Sunday, March 13, 2016

March Madness

     As the temperatures are rising, the days grow longer, and you see the sightings from other folks- sometimes it can drive you mad. You have the urge to get out to see if you too can find those things, getting time in anyway you can. We all get a little bit of spring fever, the urge to be outside- but for viewing other species, it escalates a bit more than it should.
While Tim worked on our bikes, I sat on the stoop watching our avian neighbors. This mockingbird was eating berries from the ivy growing on the row house next door.
This male house sparrow was looking to spruce up his nest within a little old utility box on the house that we live in.
The same male house sparrow, floofed and chirping to other house sparrows nearby. 
Yesterday, after a full day of work, I made a pitstop on my drive home to Green-Wood Cemetery, where I had to explain to the guard why I had humpback whale baleen in my back seat and that I was just going throught real quick to look for woodcocks... which I did not find.
Instead of woodcocks, I saw my first Eastern phoebe of 2016, tons of common grackles, song sparrows, and my favorite introduced resident, the quaker parrots!
They were taking advantage of spring too, feeding on the new bugs coming in on the trees, waking up from their winter dormancy.
They fed in a small group in this small tree near the main gate, not too far from their massive nest.

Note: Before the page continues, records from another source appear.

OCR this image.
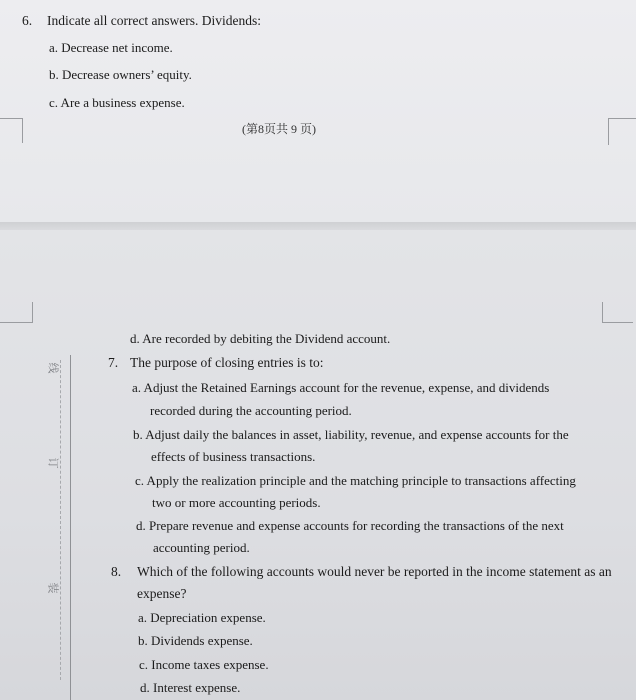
6. Indicate all correct answers. Dividends:
a. Decrease net income.
b. Decrease owners’ equity.
c. Are a business expense.
(第8页共 9 页)
线
订
装
d. Are recorded by debiting the Dividend account.
7. The purpose of closing entries is to:
a. Adjust the Retained Earnings account for the revenue, expense, and dividends
recorded during the accounting period.
b. Adjust daily the balances in asset, liability, revenue, and expense accounts for the
effects of business transactions.
c. Apply the realization principle and the matching principle to transactions affecting
two or more accounting periods.
d. Prepare revenue and expense accounts for recording the transactions of the next
accounting period.
8. Which of the following accounts would never be reported in the income statement as an
expense?
a. Depreciation expense.
b. Dividends expense.
c. Income taxes expense.
d. Interest expense.
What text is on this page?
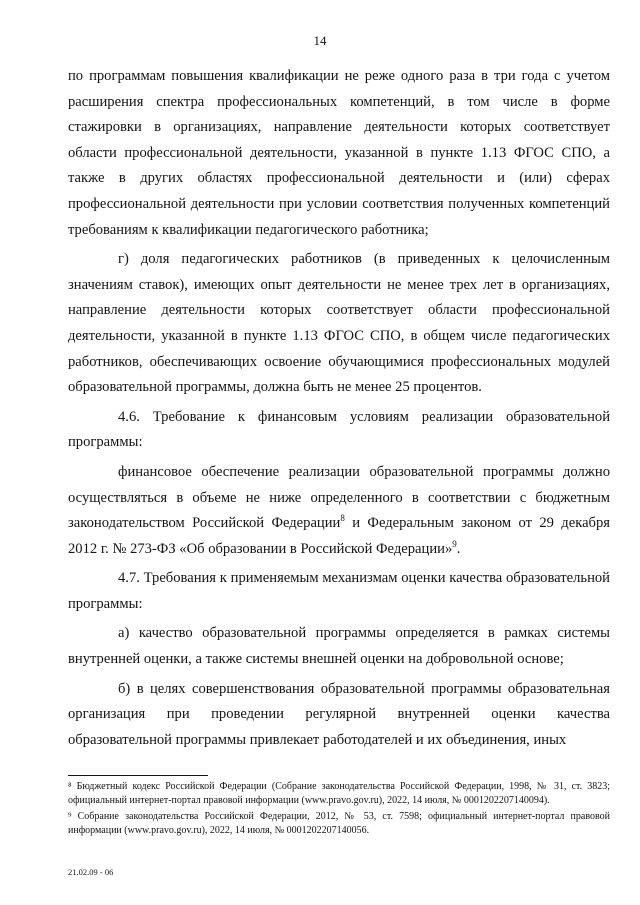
14

по программам повышения квалификации не реже одного раза в три года с учетом расширения спектра профессиональных компетенций, в том числе в форме стажировки в организациях, направление деятельности которых соответствует области профессиональной деятельности, указанной в пункте 1.13 ФГОС СПО, а также в других областях профессиональной деятельности и (или) сферах профессиональной деятельности при условии соответствия полученных компетенций требованиям к квалификации педагогического работника;

г) доля педагогических работников (в приведенных к целочисленным значениям ставок), имеющих опыт деятельности не менее трех лет в организациях, направление деятельности которых соответствует области профессиональной деятельности, указанной в пункте 1.13 ФГОС СПО, в общем числе педагогических работников, обеспечивающих освоение обучающимися профессиональных модулей образовательной программы, должна быть не менее 25 процентов.

4.6. Требование к финансовым условиям реализации образовательной программы:

финансовое обеспечение реализации образовательной программы должно осуществляться в объеме не ниже определенного в соответствии с бюджетным законодательством Российской Федерации$^8$ и Федеральным законом от 29 декабря 2012 г. № 273-ФЗ «Об образовании в Российской Федерации»$^9$.

4.7. Требования к применяемым механизмам оценки качества образовательной программы:

а) качество образовательной программы определяется в рамках системы внутренней оценки, а также системы внешней оценки на добровольной основе;

б) в целях совершенствования образовательной программы образовательная организация при проведении регулярной внутренней оценки качества образовательной программы привлекает работодателей и их объединения, иных

⁸ Бюджетный кодекс Российской Федерации (Собрание законодательства Российской Федерации, 1998, № 31, ст. 3823; официальный интернет-портал правовой информации (www.pravo.gov.ru), 2022, 14 июля, № 0001202207140094).

⁹ Собрание законодательства Российской Федерации, 2012, № 53, ст. 7598; официальный интернет-портал правовой информации (www.pravo.gov.ru), 2022, 14 июля, № 0001202207140056.

21.02.09 - 06
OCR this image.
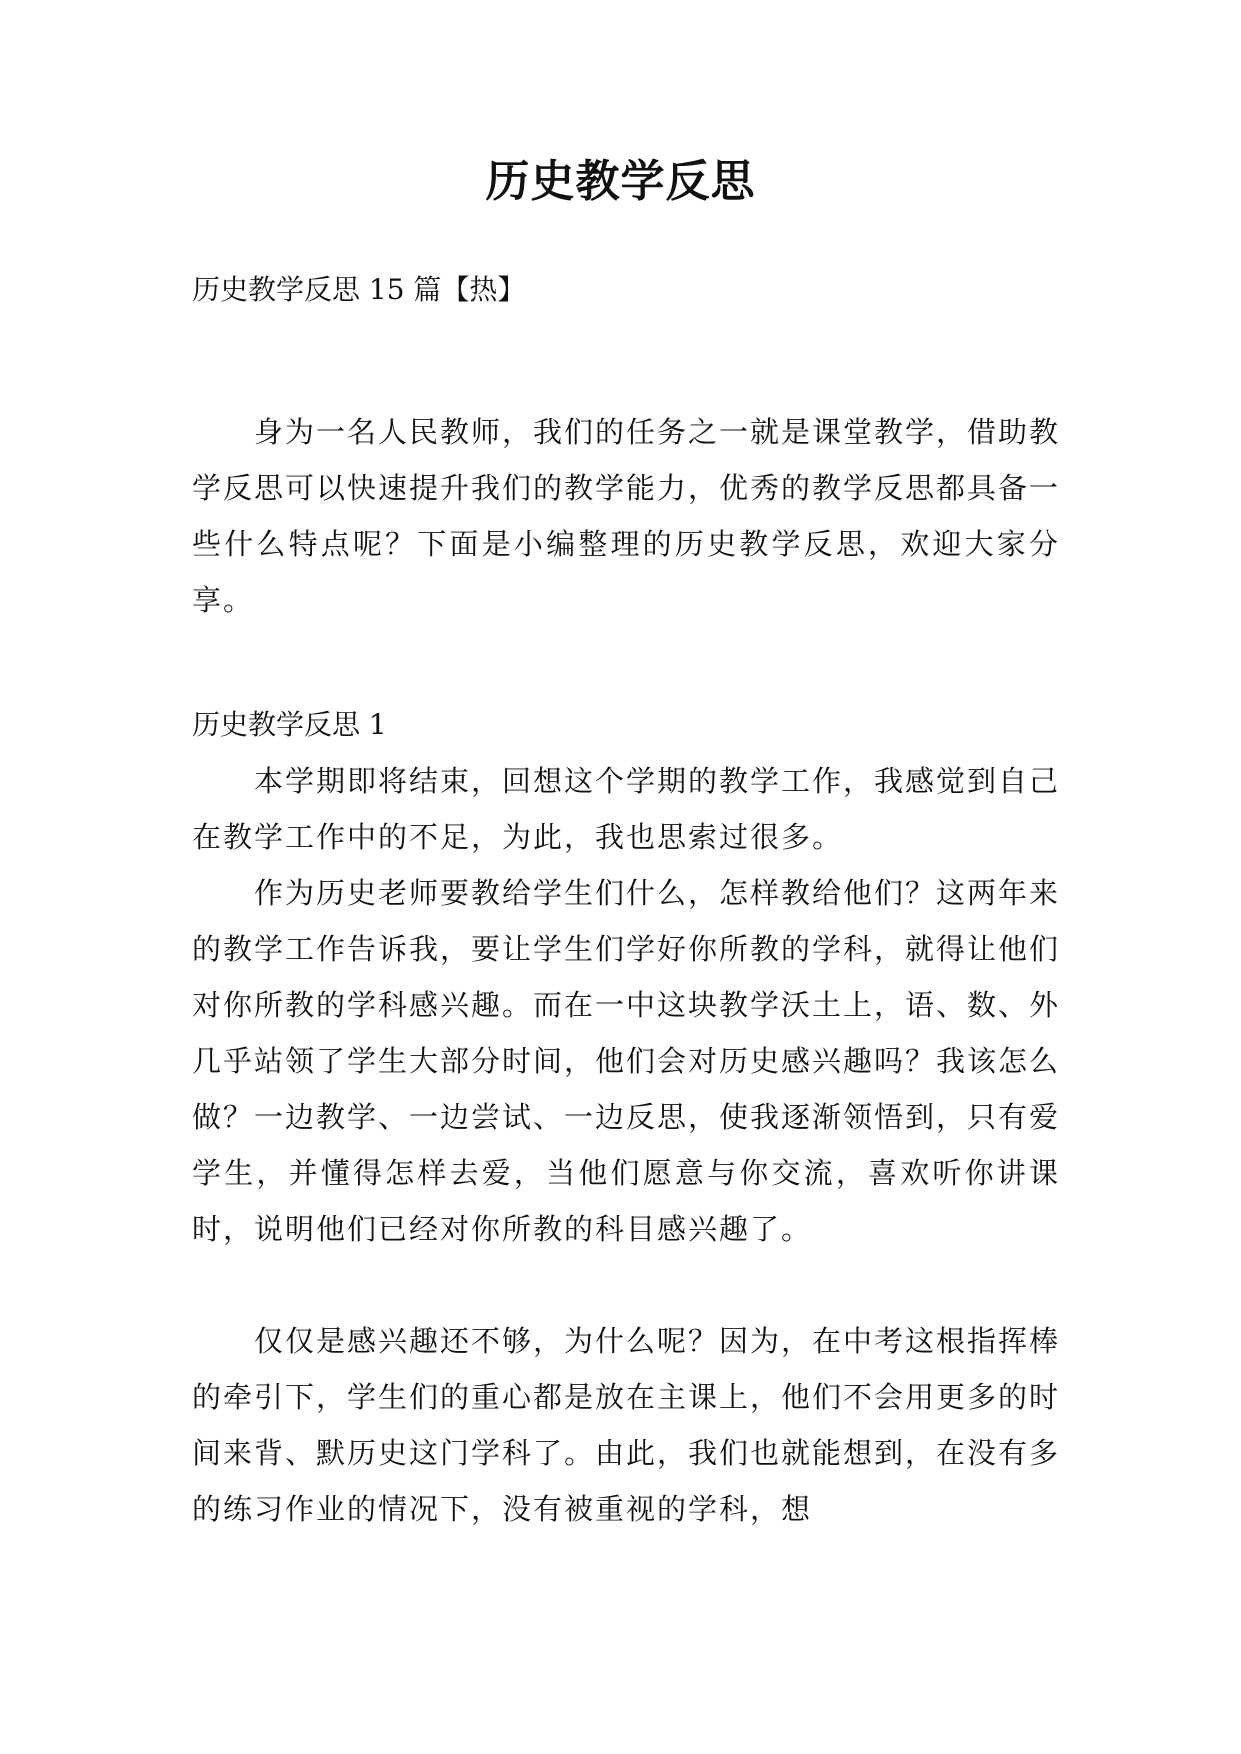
历史教学反思

历史教学反思 15 篇【热】

身为一名人民教师，我们的任务之一就是课堂教学，借助教学反思可以快速提升我们的教学能力，优秀的教学反思都具备一些什么特点呢？下面是小编整理的历史教学反思，欢迎大家分享。

历史教学反思 1

本学期即将结束，回想这个学期的教学工作，我感觉到自己在教学工作中的不足，为此，我也思索过很多。

作为历史老师要教给学生们什么，怎样教给他们？这两年来的教学工作告诉我，要让学生们学好你所教的学科，就得让他们对你所教的学科感兴趣。而在一中这块教学沃土上，语、数、外几乎站领了学生大部分时间，他们会对历史感兴趣吗？我该怎么做？一边教学、一边尝试、一边反思，使我逐渐领悟到，只有爱学生，并懂得怎样去爱，当他们愿意与你交流，喜欢听你讲课时，说明他们已经对你所教的科目感兴趣了。

仅仅是感兴趣还不够，为什么呢？因为，在中考这根指挥棒的牵引下，学生们的重心都是放在主课上，他们不会用更多的时间来背、默历史这门学科了。由此，我们也就能想到，在没有多的练习作业的情况下，没有被重视的学科，想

I could watch these guys for hours, they are so acrobatic, yet clumsy and comical as they sometimes trip over their own toes.
This individual is missing part of toe on its left foot. Their feet are used not only to grip branches, but to grasp items to eat or explore/destroy. Their feet are well adapted, especially to satisfy the curious nature of these birds.
I got up at &am, but really 8am (we sprung ahead) and I thought, maybe if I got an early start I'd find a woodcock. Again, a big fat NO for woodcocks-- but woodchucks-- I saw quite a few on the run in different parts of the cemetery. This one I found near the Ft. Hamilton entrance, I took this from my car as he ran alongside the road in the grass.
His burrow was in this tree stump, I found another burrow right against a headstone in a different part of the cemetery. I bet these guys must drive the groundskeepers nuts-- but I enjoy seeing them.
Before he departed underground. You can tell he is freshly woken, he looked a bit scraggly and slim. I bet all he is doing is looking for yummy vegetation to eat as new buds come out of the ground.